Building Emotional Connections and Brand Affinity

Sound has a profound capacity to elicit emotional responses. In product marketing, this means the right sound can tap into a customer’s deep-seated desires and memories. The right sound design ensures your customers feel a positive response anytime they power on their devices or receive a notification. If you carry these sounds across your marketing campaigns, they can boost recall and affinity outside of just the product experience. This feeling can echo through your marketing to help create a unique and iconic brand.

For example, at CMoore Sound, we worked with Peloton to create their product sound ecosystem and startup sound, which became a sound logo for the whole brand. Sound design is incredibly versatile and paints a vivid picture for your customers. Our experts in UX sound design work with brands to find the perfect soundscape for their products because it makes a profound difference. Not only does it make products sound better, but it also impacts how brands can build affinity with consumers.

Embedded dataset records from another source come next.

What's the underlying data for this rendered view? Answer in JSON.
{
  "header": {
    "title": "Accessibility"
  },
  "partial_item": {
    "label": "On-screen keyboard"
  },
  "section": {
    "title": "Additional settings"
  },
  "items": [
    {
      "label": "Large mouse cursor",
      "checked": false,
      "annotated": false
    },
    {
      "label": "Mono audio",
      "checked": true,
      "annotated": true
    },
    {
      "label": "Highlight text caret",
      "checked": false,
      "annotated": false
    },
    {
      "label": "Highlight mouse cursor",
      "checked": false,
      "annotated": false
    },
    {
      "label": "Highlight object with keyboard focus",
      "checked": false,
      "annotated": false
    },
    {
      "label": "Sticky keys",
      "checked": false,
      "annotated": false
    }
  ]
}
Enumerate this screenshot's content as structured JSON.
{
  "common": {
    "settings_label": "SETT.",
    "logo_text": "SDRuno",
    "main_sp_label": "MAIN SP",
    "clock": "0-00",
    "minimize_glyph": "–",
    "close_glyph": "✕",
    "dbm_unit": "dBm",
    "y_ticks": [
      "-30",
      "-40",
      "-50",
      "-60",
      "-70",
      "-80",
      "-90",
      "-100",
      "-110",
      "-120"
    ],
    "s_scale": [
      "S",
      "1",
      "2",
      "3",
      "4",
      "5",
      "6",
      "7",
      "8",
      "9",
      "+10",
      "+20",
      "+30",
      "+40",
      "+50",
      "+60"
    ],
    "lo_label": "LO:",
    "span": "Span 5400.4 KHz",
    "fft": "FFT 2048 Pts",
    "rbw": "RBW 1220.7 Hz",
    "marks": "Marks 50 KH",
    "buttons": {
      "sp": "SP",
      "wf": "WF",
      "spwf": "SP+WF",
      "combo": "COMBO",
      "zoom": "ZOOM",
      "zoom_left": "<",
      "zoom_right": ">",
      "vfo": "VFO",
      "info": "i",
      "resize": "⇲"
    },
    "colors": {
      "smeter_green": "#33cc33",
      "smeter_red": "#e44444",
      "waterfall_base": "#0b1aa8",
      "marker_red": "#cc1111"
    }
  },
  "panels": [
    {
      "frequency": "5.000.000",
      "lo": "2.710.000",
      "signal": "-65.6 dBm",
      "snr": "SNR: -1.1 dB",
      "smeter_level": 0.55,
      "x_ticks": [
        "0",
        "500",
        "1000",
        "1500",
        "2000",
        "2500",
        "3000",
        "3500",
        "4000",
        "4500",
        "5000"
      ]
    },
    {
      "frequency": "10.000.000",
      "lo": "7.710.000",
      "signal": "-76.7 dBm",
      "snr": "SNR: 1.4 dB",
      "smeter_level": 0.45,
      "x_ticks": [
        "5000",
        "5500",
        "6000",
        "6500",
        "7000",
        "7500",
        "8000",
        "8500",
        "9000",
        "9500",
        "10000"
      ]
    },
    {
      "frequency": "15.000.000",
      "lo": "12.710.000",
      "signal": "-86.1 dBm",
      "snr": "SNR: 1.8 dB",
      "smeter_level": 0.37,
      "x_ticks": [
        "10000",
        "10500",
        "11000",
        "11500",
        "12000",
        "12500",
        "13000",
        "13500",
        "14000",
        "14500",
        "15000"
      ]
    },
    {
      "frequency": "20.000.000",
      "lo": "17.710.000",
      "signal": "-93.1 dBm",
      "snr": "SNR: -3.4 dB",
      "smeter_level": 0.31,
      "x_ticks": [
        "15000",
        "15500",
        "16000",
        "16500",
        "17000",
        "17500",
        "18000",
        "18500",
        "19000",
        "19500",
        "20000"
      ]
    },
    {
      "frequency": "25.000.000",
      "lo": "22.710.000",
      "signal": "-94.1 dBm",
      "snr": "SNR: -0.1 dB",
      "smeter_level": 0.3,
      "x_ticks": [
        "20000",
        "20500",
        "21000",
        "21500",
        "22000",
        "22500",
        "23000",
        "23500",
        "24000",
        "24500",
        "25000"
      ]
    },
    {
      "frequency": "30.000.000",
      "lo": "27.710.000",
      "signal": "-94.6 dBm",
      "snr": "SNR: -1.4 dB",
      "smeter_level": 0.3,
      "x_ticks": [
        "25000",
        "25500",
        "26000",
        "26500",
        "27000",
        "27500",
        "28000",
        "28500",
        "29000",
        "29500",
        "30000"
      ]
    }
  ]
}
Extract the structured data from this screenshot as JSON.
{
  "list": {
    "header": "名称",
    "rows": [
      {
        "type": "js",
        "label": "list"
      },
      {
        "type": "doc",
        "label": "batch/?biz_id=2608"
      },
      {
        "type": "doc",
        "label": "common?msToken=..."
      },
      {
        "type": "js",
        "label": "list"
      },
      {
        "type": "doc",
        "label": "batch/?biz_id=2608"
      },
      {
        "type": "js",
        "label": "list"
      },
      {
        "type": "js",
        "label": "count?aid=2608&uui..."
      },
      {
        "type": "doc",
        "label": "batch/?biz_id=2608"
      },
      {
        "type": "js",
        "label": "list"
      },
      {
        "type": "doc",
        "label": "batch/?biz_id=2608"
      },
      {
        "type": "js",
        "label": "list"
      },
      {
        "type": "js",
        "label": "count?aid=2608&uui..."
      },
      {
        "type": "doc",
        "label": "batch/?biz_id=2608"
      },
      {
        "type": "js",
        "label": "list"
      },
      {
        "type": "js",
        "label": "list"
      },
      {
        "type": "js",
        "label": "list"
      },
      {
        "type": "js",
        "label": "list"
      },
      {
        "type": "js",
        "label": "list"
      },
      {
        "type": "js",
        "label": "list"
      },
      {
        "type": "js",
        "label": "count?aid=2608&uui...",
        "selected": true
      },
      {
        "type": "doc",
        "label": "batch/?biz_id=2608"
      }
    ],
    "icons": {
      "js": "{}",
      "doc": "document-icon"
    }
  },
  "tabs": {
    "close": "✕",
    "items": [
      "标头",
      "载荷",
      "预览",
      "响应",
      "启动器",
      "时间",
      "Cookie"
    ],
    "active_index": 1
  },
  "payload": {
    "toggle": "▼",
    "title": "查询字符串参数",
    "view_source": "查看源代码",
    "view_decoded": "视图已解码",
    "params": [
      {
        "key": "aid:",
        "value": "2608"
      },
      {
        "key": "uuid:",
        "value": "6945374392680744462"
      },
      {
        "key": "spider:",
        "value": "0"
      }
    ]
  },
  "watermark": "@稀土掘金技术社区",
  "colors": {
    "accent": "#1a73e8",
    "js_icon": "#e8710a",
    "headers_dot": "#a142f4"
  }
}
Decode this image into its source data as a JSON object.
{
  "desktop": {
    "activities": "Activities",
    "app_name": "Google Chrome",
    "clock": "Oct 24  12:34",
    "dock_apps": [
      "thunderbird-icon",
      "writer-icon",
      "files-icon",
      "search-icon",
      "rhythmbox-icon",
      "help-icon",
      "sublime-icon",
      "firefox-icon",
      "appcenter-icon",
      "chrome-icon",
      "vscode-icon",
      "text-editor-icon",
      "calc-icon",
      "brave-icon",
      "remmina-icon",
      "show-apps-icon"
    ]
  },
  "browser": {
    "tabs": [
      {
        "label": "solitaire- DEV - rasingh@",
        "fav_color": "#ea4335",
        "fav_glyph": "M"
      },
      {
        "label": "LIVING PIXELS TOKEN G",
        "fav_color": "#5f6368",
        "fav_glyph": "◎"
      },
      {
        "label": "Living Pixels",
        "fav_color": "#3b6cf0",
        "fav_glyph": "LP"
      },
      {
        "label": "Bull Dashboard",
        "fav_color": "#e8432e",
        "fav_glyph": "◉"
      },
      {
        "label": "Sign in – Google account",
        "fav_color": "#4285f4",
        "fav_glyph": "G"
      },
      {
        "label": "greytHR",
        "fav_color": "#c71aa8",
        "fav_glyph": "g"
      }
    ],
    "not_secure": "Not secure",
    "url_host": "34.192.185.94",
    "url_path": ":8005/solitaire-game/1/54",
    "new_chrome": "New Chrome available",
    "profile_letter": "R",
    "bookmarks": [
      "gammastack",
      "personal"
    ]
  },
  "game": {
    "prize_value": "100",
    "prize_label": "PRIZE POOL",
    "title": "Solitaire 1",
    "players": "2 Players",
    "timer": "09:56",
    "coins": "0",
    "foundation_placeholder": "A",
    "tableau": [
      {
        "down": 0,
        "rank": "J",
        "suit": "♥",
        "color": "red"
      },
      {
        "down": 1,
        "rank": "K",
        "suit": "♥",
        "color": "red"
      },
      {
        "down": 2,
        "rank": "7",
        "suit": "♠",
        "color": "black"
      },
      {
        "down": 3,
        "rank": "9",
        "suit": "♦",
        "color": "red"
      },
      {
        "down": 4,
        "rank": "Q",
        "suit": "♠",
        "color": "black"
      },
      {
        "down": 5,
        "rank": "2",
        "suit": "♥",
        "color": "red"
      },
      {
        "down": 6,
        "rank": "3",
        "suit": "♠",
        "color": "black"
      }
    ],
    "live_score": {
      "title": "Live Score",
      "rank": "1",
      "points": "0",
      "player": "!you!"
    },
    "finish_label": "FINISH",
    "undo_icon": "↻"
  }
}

Enhancing the User Experience and Powerful Storytelling

Well-designed product sounds are primarily created to increase functionality and boost accessibility within the product experience, but they’re also an opportunity to add delight and help tell the brand story.

Whether it’s the evocative soundscapes of luxury car brands such as Lucid Motors or the acoustic soundscape of a Google device, a product’s sound design plays a key role in enhancing functionality and supporting brand.

A consistent and distinct audio presence is key to not only being heard but also remembered. When synchronized with the visual components of a campaign, sound can serve as the glue that binds the narrative together, amplifying the emotional impact. A key role of sound design in product marketing is showcasing your brand and product story, ensuring your sonic branding becomes a beacon of reliability to customers.

Showcasing Your Values

Strategic sound design should be an integral part of your brand and product experience, supporting your brand values. This allows you to tailor your storytelling to make the right impression that is cohesive with your ideal brand positioning.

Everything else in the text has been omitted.